Clancy wonders if she stole paper. He doesn’t ask, but something about the possibility relaxes him. “It’s best when it’s new,” Clancy says.
She frowns. “Why?”
The answer should be easy, but when Clancy opens his mouth, nothing comes out. He frowns. “I… I’m not sure, I suppose.”
“It’s best now,” Anya says with certainty. “Come on.”
She takes his bowl and hers. She weaves away through the mess hall so quickly that Clancy hasn’t enough time to refuse. Clearing the bitter taste of the meal from the back of his teeth, he follows.

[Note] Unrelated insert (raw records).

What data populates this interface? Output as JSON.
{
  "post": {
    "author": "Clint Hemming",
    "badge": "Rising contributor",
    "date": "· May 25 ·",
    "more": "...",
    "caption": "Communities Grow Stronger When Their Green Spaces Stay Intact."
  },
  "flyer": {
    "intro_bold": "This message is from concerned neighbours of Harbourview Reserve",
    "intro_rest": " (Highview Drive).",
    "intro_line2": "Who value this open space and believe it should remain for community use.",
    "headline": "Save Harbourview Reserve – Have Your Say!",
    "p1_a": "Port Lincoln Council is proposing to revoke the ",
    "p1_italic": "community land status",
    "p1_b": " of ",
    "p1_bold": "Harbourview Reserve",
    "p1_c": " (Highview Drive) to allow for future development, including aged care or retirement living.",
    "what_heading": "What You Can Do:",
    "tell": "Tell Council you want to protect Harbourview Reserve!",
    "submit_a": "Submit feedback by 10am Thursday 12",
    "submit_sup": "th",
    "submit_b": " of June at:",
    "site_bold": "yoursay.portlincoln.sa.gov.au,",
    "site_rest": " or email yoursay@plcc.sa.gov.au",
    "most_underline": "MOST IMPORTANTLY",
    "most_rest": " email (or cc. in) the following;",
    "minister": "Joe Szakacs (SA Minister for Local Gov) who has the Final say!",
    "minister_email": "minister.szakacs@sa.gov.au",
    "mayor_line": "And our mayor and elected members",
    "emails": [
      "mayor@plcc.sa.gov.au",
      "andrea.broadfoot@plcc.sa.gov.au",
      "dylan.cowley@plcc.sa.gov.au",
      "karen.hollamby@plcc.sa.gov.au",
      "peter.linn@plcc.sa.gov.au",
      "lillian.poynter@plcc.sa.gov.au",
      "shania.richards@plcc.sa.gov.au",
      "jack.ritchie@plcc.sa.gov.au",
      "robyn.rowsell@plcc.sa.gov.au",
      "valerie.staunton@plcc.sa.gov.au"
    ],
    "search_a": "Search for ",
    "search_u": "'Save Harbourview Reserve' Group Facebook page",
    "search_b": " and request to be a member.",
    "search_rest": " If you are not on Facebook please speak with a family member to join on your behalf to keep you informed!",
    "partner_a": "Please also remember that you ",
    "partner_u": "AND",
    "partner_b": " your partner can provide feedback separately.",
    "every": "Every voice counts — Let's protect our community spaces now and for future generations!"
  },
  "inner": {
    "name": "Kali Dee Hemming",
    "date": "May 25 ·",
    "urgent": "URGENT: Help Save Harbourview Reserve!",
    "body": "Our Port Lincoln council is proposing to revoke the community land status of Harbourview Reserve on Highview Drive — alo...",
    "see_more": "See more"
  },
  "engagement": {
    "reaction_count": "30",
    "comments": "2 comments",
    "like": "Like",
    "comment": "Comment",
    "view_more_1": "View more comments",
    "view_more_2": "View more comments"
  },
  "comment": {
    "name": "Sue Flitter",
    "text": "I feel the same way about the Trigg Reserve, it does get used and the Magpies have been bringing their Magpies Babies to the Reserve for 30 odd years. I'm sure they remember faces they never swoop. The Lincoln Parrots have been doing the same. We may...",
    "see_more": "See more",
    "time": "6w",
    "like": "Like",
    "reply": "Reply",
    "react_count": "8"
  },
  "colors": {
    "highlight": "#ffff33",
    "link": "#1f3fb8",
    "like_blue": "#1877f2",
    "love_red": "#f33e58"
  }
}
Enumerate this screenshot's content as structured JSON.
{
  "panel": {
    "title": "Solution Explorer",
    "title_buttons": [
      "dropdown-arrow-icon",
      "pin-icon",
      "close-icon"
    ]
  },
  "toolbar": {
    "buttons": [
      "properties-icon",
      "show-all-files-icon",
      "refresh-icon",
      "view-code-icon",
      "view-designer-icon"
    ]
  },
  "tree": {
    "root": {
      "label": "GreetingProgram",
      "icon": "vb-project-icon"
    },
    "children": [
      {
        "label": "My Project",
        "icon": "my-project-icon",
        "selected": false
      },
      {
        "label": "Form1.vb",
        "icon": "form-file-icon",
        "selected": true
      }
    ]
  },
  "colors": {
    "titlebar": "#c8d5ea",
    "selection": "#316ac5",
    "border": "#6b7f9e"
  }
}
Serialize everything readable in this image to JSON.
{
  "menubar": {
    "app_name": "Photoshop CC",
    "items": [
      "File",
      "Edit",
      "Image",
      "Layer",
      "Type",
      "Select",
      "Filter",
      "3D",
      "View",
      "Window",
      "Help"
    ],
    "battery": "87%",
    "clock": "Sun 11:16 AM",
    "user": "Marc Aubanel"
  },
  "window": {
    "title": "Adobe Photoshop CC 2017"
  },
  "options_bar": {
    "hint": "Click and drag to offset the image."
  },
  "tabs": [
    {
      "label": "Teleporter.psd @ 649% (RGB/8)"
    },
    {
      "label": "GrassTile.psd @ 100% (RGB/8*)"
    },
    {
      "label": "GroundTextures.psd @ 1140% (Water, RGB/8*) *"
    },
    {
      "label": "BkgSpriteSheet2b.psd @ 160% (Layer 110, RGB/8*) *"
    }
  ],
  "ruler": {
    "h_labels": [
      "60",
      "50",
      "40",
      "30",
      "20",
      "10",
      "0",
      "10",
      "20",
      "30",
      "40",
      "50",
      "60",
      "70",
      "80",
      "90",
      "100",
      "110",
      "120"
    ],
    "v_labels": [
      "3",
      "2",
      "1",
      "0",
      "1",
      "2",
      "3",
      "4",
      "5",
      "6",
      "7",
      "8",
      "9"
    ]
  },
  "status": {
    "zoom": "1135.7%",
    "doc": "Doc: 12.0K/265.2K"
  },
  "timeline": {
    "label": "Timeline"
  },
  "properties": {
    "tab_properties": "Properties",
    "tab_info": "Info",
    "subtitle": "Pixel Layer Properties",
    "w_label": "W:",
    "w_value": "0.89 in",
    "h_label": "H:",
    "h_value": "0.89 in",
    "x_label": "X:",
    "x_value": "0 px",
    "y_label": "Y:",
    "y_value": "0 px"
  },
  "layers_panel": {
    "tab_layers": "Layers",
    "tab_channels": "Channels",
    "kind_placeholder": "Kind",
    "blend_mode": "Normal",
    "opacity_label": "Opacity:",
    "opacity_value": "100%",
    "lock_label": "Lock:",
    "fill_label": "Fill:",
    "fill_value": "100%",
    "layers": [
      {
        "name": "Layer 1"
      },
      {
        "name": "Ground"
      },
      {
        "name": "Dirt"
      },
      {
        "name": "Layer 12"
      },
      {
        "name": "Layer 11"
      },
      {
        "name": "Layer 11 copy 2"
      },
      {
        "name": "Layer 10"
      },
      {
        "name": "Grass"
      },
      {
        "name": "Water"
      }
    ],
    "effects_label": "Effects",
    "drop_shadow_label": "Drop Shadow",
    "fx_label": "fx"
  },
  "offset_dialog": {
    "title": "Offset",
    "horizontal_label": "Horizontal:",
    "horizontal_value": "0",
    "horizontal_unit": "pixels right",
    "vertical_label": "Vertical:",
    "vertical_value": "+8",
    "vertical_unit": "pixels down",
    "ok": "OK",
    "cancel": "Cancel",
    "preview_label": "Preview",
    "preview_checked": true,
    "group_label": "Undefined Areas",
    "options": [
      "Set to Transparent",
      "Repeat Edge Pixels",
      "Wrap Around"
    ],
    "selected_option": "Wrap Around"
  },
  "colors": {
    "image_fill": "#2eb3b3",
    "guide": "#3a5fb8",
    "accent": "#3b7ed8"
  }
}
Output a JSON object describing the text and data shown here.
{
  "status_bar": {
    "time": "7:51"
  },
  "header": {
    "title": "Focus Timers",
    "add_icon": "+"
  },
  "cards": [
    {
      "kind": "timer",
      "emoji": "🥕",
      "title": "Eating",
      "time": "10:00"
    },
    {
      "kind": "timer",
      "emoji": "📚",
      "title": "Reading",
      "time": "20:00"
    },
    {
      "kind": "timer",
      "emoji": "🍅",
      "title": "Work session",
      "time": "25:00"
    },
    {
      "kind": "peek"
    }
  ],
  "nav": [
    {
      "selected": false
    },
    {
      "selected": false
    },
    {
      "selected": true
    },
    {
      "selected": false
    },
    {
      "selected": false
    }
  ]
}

The halls here are familiar ones. They duck through them together, taking turns that Clancy has never had reason to before. Anya shoulders open a creaking door to a bedroom. It doesn’t appear to have someone living in it—although Clancy supposes he would have no way to tell. The curtains in the window are drawn. When Anya opens them, Clancy realizes the window is missing an entire pane. His breath catches.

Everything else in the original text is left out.